Ahora bien, a la par que se sacraliza el aguardiente de bejuco de Jeremías, la novela propone una ruptura con las formas convencionales de aproximación al hecho religioso. Con esto, desde luego, se alude a la presencia hostigante y desatinada de Sara Mojonales y su cuadrilla de evangelizadores fanáticos, quienes se insertan en la trama como contraparte de la feligresía que encuentra la redención en el profano destilado de Jeremías. Dentro de esta delgada línea que intenta separar, o contrastar, la virtud y el vicio, especial observación merece la traición de Patas de Mirlo a su padrino: “En él reverbera aún el incendio, la visión temblorosa de sus manos entre las llamas, el olor de la estopa que Heraquio le había dado, empapada en petróleo blanco. Piensa en la pequeña Lidia, sola en su casa, esperando a que su abuelo regrese. Piensa también en él mismo. No reconoce eso en lo que se ha convertido después de haber ayudado a los hombres a quemar La Golondrina, después de haber traicionado así a su padrino” (16).
Si bien la novela no tiene ninguna intención didáctica o moralizante, el lector atento podrá analizar el conjunto de contradicciones que constituyen las profundidades del espíritu humano. Patas de Mirlo, y esto constituye la segunda reflexión en torno a la lectura del texto, es la manifestación de la canallería que se legitima a sí misma tras la experiencia de una vida llena de precariedades de orden material y espiritual. A lo largo de la historia, este personaje se constituye tanto en el arquetipo del vencido siempre por las circunstancias, como en el de el hombre que no es dueño de su destino ni decisiones: a la larga es la personificación del hombre miserable.

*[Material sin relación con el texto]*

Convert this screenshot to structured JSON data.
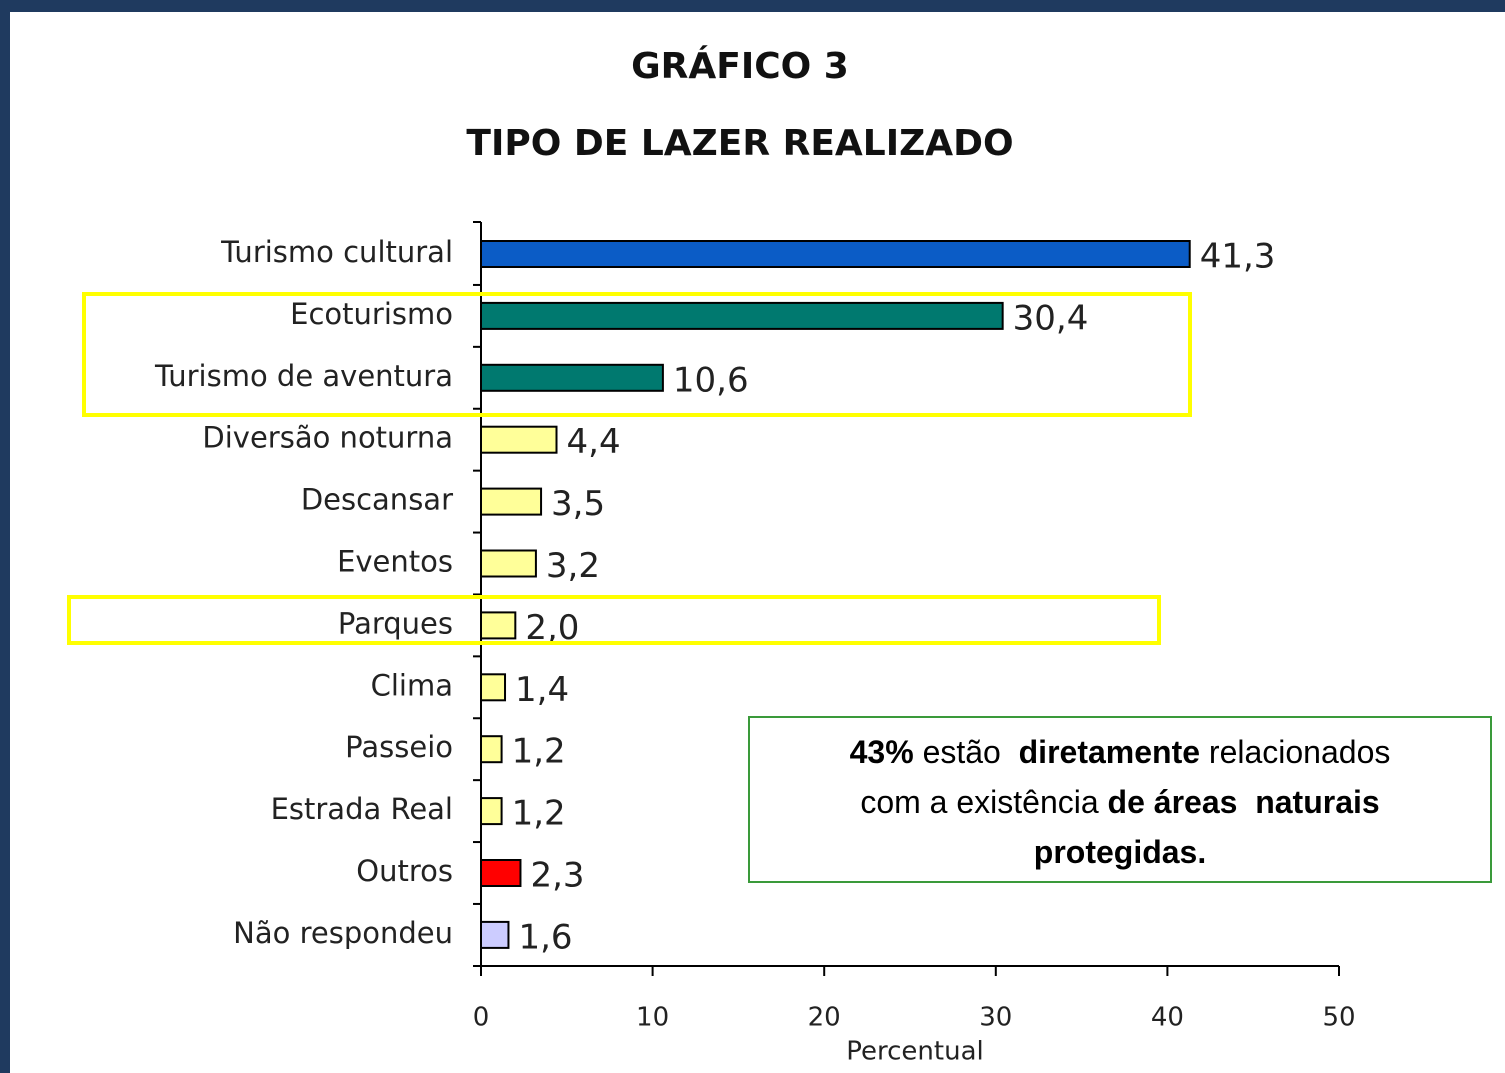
{
  "chart_data": {
    "type": "barh",
    "title": "GRÁFICO 3",
    "subtitle": "TIPO DE LAZER REALIZADO",
    "xlabel": "Percentual",
    "categories": [
      "Turismo cultural",
      "Ecoturismo",
      "Turismo de aventura",
      "Diversão noturna",
      "Descansar",
      "Eventos",
      "Parques",
      "Clima",
      "Passeio",
      "Estrada Real",
      "Outros",
      "Não respondeu"
    ],
    "values": [
      41.3,
      30.4,
      10.6,
      4.4,
      3.5,
      3.2,
      2.0,
      1.4,
      1.2,
      1.2,
      2.3,
      1.6
    ],
    "value_labels": [
      "41,3",
      "30,4",
      "10,6",
      "4,4",
      "3,5",
      "3,2",
      "2,0",
      "1,4",
      "1,2",
      "1,2",
      "2,3",
      "1,6"
    ],
    "colors": [
      "#0b5cc6",
      "#00796f",
      "#00796f",
      "#ffff99",
      "#ffff99",
      "#ffff99",
      "#ffff99",
      "#ffff99",
      "#ffff99",
      "#ffff99",
      "#ff0000",
      "#ccccff"
    ],
    "xlim": [
      0,
      50
    ],
    "xticks": [
      0,
      10,
      20,
      30,
      40,
      50
    ],
    "annotation": [
      [
        {
          "text": "43%",
          "bold": true
        },
        {
          "text": " estão  ",
          "bold": false
        },
        {
          "text": "diretamente",
          "bold": true
        },
        {
          "text": " relacionados",
          "bold": false
        }
      ],
      [
        {
          "text": "com a existência ",
          "bold": false
        },
        {
          "text": "de áreas  naturais",
          "bold": true
        }
      ],
      [
        {
          "text": "protegidas.",
          "bold": true
        }
      ]
    ]
  }
}
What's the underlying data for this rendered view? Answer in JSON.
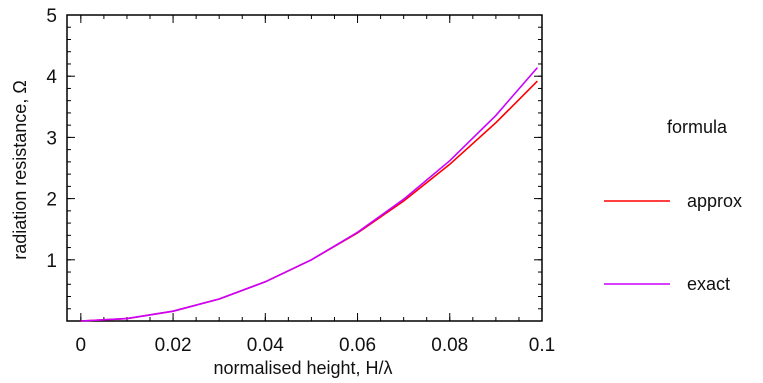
{
  "chart_data": {
    "type": "line",
    "xlabel": "normalised height, H/λ",
    "ylabel": "radiation resistance, Ω",
    "xlim": [
      -0.003,
      0.1
    ],
    "ylim": [
      0,
      5
    ],
    "x_ticks": [
      "0",
      "0.02",
      "0.04",
      "0.06",
      "0.08",
      "0.1"
    ],
    "y_ticks": [
      "1",
      "2",
      "3",
      "4",
      "5"
    ],
    "legend": {
      "title": "formula",
      "placement": "right"
    },
    "series": [
      {
        "name": "approx",
        "color": "#ff0000",
        "x": [
          0,
          0.01,
          0.02,
          0.03,
          0.04,
          0.05,
          0.06,
          0.07,
          0.08,
          0.09,
          0.099
        ],
        "y": [
          0,
          0.04,
          0.16,
          0.36,
          0.64,
          1.0,
          1.44,
          1.96,
          2.56,
          3.24,
          3.92
        ]
      },
      {
        "name": "exact",
        "color": "#cc00ff",
        "x": [
          0,
          0.01,
          0.02,
          0.03,
          0.04,
          0.05,
          0.06,
          0.07,
          0.08,
          0.09,
          0.099
        ],
        "y": [
          0,
          0.04,
          0.16,
          0.36,
          0.64,
          1.0,
          1.45,
          1.99,
          2.62,
          3.36,
          4.14
        ]
      }
    ]
  }
}
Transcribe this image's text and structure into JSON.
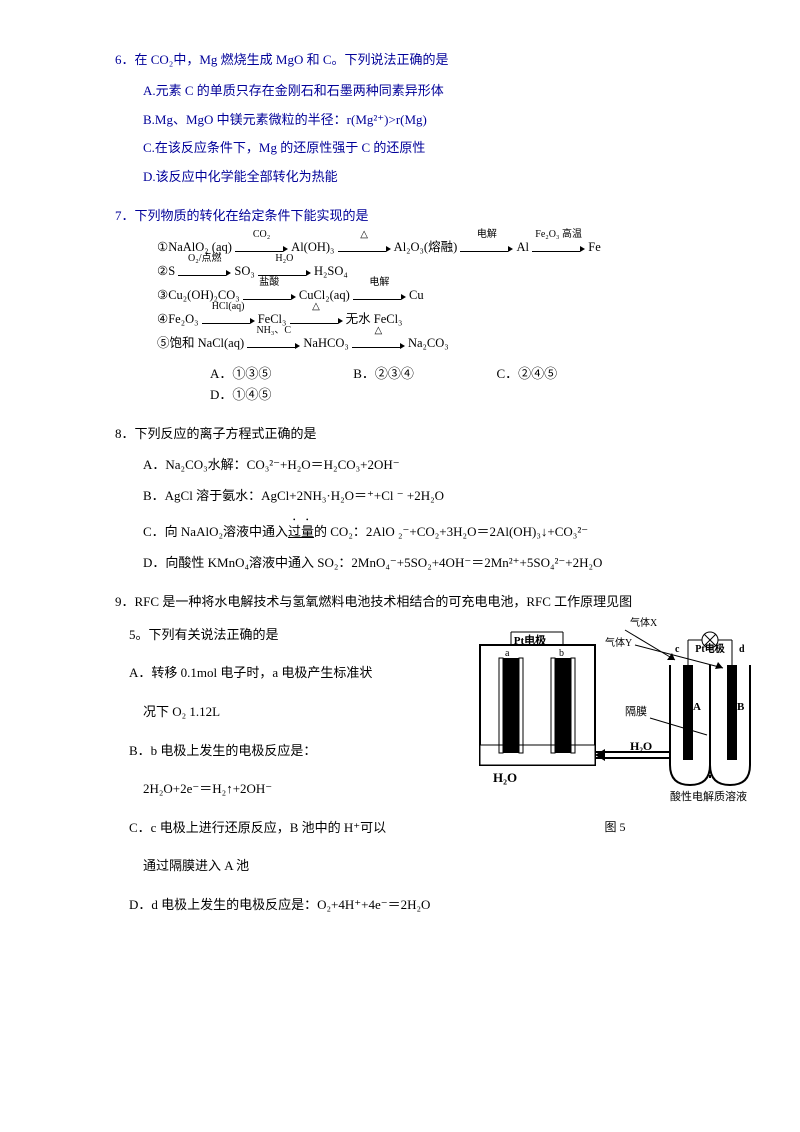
{
  "colors": {
    "blue": "#000099",
    "black": "#000000",
    "bg": "#ffffff"
  },
  "q6": {
    "stem": "6．在 CO₂中，Mg 燃烧生成 MgO 和 C。下列说法正确的是",
    "A": "A.元素 C 的单质只存在金刚石和石墨两种同素异形体",
    "B": "B.Mg、MgO 中镁元素微粒的半径：r(Mg²⁺)>r(Mg)",
    "C": "C.在该反应条件下，Mg 的还原性强于 C 的还原性",
    "D": "D.该反应中化学能全部转化为热能"
  },
  "q7": {
    "stem": "7．下列物质的转化在给定条件下能实现的是",
    "chains": [
      {
        "nodes": [
          "①NaAlO₂ (aq)",
          "Al(OH)₃",
          "Al₂O₃(熔融)",
          "Al",
          "Fe"
        ],
        "labels": [
          "CO₂",
          "△",
          "电解",
          "Fe₂O₃ 高温"
        ]
      },
      {
        "nodes": [
          "②S",
          "SO₃",
          "H₂SO₄"
        ],
        "labels": [
          "O₂/点燃",
          "H₂O"
        ]
      },
      {
        "nodes": [
          "③Cu₂(OH)₂CO₃",
          "CuCl₂(aq)",
          "Cu"
        ],
        "labels": [
          "盐酸",
          "电解"
        ]
      },
      {
        "nodes": [
          "④Fe₂O₃",
          "FeCl₃",
          "无水 FeCl₃"
        ],
        "labels": [
          "HCl(aq)",
          "△"
        ]
      },
      {
        "nodes": [
          "⑤饱和 NaCl(aq)",
          "NaHCO₃",
          "Na₂CO₃"
        ],
        "labels": [
          "NH₃、C",
          "△"
        ]
      }
    ],
    "choices": {
      "A": "A．①③⑤",
      "B": "B．②③④",
      "C": "C．②④⑤",
      "D": "D．①④⑤"
    }
  },
  "q8": {
    "stem": "8．下列反应的离子方程式正确的是",
    "A": "A．Na₂CO₃水解：CO₃²⁻+H₂O＝H₂CO₃+2OH⁻",
    "B": "B．AgCl 溶于氨水：AgCl+2NH₃·H₂O＝⁺+Cl ⁻ +2H₂O",
    "C_pre": "C．向 NaAlO₂溶液中通入",
    "C_em": "过量",
    "C_post": "的 CO₂：2AlO ₂⁻+CO₂+3H₂O＝2Al(OH)₃↓+CO₃²⁻",
    "D": "D．向酸性 KMnO₄溶液中通入 SO₂：2MnO₄⁻+5SO₂+4OH⁻＝2Mn²⁺+5SO₄²⁻+2H₂O"
  },
  "q9": {
    "stem": "9．RFC 是一种将水电解技术与氢氧燃料电池技术相结合的可充电电池，RFC 工作原理见图",
    "stem2": "5。下列有关说法正确的是",
    "A1": "A．转移 0.1mol 电子时，a 电极产生标准状",
    "A2": "况下 O₂ 1.12L",
    "B1": "B．b 电极上发生的电极反应是：",
    "B2": "2H₂O+2e⁻＝H₂↑+2OH⁻",
    "C1": "C．c 电极上进行还原反应，B 池中的 H⁺可以",
    "C2": "通过隔膜进入 A 池",
    "D": "D．d 电极上发生的电极反应是：O₂+4H⁺+4e⁻＝2H₂O",
    "diagram": {
      "gasX": "气体X",
      "gasY": "气体Y",
      "ptLeft": "Pt电极",
      "ptRight": "Pt电极",
      "a": "a",
      "b": "b",
      "c": "c",
      "d": "d",
      "membrane": "隔膜",
      "h2o_left": "H₂O",
      "h2o_right": "H₂O",
      "A": "A",
      "B": "B",
      "solution": "酸性电解质溶液",
      "caption": "图 5"
    }
  }
}
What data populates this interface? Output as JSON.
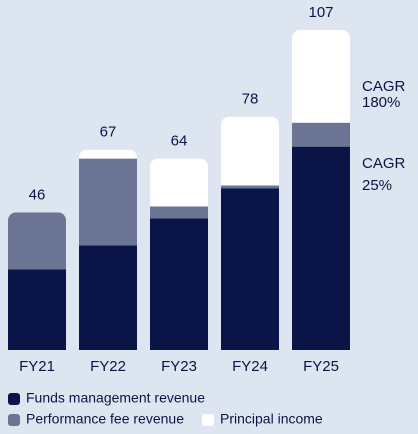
{
  "chart_data": {
    "type": "stacked_bar",
    "categories": [
      "FY21",
      "FY22",
      "FY23",
      "FY24",
      "FY25"
    ],
    "series": [
      {
        "name": "Funds management revenue",
        "color": "#0a1447",
        "values": [
          27,
          35,
          44,
          54,
          68
        ]
      },
      {
        "name": "Performance fee revenue",
        "color": "#6b7593",
        "values": [
          19,
          29,
          4,
          1,
          8
        ]
      },
      {
        "name": "Principal income",
        "color": "#ffffff",
        "values": [
          0,
          3,
          16,
          23,
          31
        ]
      }
    ],
    "totals": [
      46,
      67,
      64,
      78,
      107
    ],
    "annotations": [
      {
        "lines": [
          "CAGR",
          "180%"
        ]
      },
      {
        "lines": [
          "CAGR",
          "25%"
        ]
      }
    ],
    "ylim": [
      0,
      107
    ]
  }
}
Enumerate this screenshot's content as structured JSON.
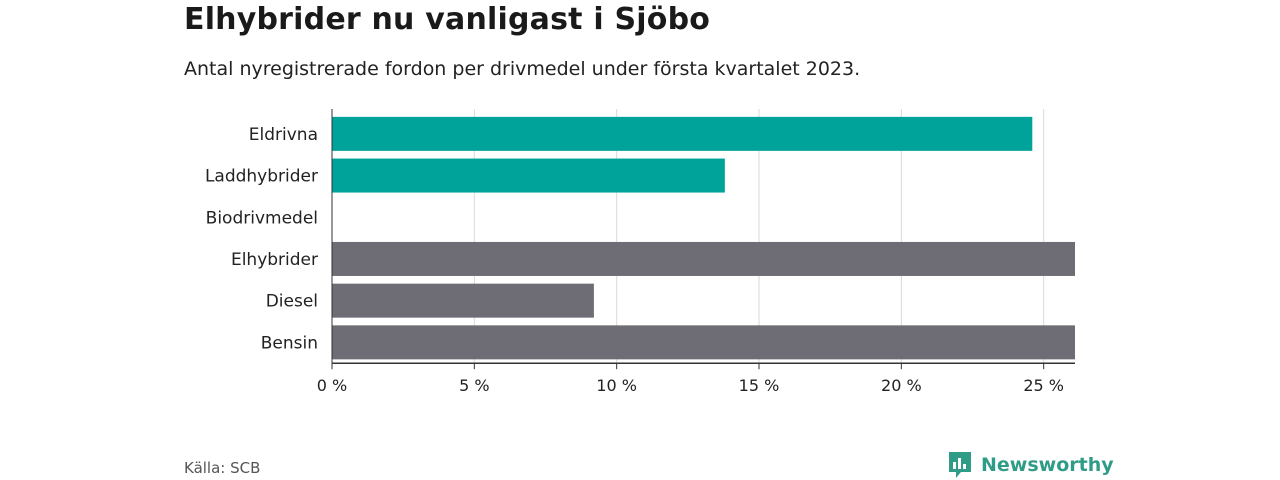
{
  "title": "Elhybrider nu vanligast i Sjöbo",
  "subtitle": "Antal nyregistrerade fordon per drivmedel under första kvartalet 2023.",
  "source": "Källa: SCB",
  "brand": {
    "name": "Newsworthy",
    "icon": "newsworthy-logo-icon"
  },
  "colors": {
    "highlight": "#00a39a",
    "default": "#6e6c74",
    "brand": "#2f9c88"
  },
  "chart_data": {
    "type": "bar",
    "orientation": "horizontal",
    "categories": [
      "Eldrivna",
      "Laddhybrider",
      "Biodrivmedel",
      "Elhybrider",
      "Diesel",
      "Bensin"
    ],
    "values": [
      24.6,
      13.8,
      0,
      26.1,
      9.2,
      26.1
    ],
    "highlighted": [
      true,
      true,
      false,
      false,
      false,
      false
    ],
    "xlim": [
      0,
      26.1
    ],
    "xticks": [
      0,
      5,
      10,
      15,
      20,
      25
    ],
    "xtick_labels": [
      "0 %",
      "5 %",
      "10 %",
      "15 %",
      "20 %",
      "25 %"
    ],
    "grid": true
  }
}
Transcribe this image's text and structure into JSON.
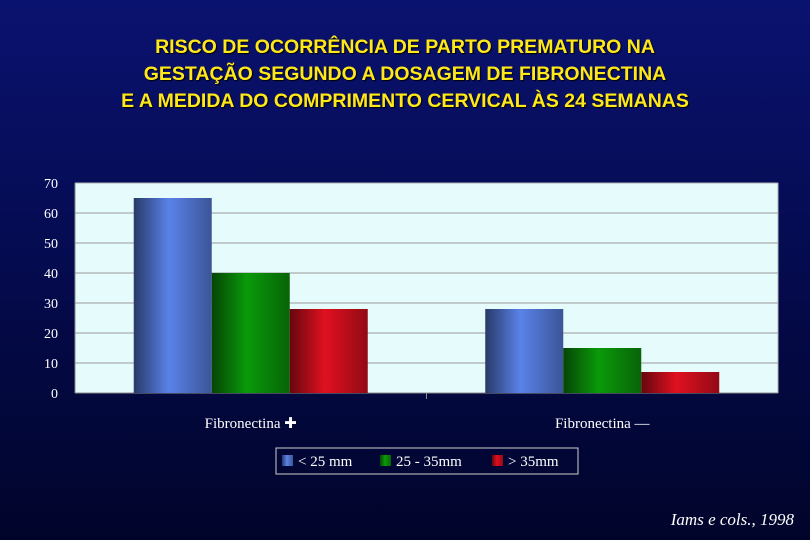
{
  "title_lines": [
    "RISCO DE OCORRÊNCIA DE PARTO PREMATURO NA",
    "GESTAÇÃO SEGUNDO A DOSAGEM DE FIBRONECTINA",
    "E A MEDIDA DO COMPRIMENTO CERVICAL ÀS 24 SEMANAS"
  ],
  "credit": "Iams e cols., 1998",
  "colors": {
    "plot_background": "#e6fbfb",
    "gridline": "#9a9a9a",
    "series": [
      "#5a82e8",
      "#0a9a0a",
      "#e01020"
    ]
  },
  "chart_data": {
    "type": "bar",
    "categories": [
      "Fibronectina ✚",
      "Fibronectina —"
    ],
    "series": [
      {
        "name": "< 25 mm",
        "values": [
          65,
          28
        ]
      },
      {
        "name": "25 - 35mm",
        "values": [
          40,
          15
        ]
      },
      {
        "name": "> 35mm",
        "values": [
          28,
          7
        ]
      }
    ],
    "ylim": [
      0,
      70
    ],
    "yticks": [
      0,
      10,
      20,
      30,
      40,
      50,
      60,
      70
    ],
    "grid": true,
    "legend": "bottom"
  }
}
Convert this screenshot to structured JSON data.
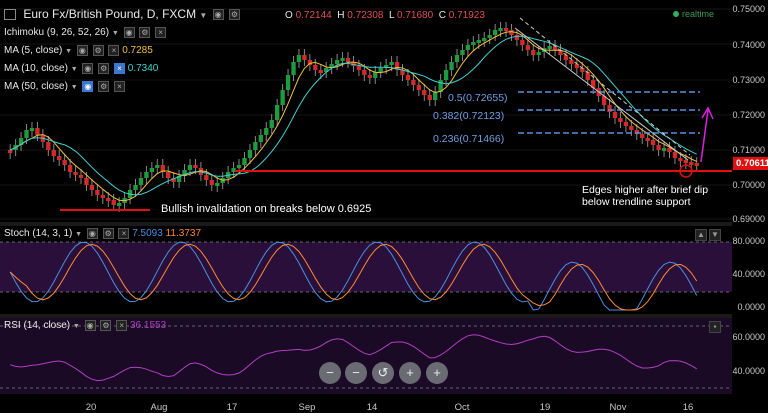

Finalmente, un tercer elemento a destacar es el relacionado con la feminidad, el fuego y el agua. El primero de ellos, se confecciona a la luz del contrapunteo entre Sara y Lidia, mujeres que, a la postre, no conocen la felicidad y son presas de un diseño del mundo patriarcal que excluye y silencia las voluntades. En lo atinente al fuego, como también sucede en La Vorágine, cabe advertir su uso doble; doble en tanto instrumento de daño/castigo y expiación. Al tiempo que arrasa, elimina y mata, limpia y establece las eventuales marcas de nuevos comienzos en el complejo pueblo/caserío que es Sanangó. Por último, el agua es la metáfora del continuo movimiento que marca las formas de interacción entre los moradores del pueblo. El agua, en un entorno diseñado para la muerte, constituye el más contundente rastro de vida, tal como se aprecia a continuación: “El río es ancho durante el día. Se abre como un abanico de pliegues, de montes y arrugas, separando las orillas. Al atardecer se adelgaza, las orillas se juntan. Los hombres se alejan del río y se meten al recodo que sube a la cascada. La cascada es sedosa, de hebras blancas. Por todas partes se adivina la presencia del agua. El que deja de ver el río empieza a oírlo y no deja de oírlo nunca. Aquí no se descansa del agua” (29).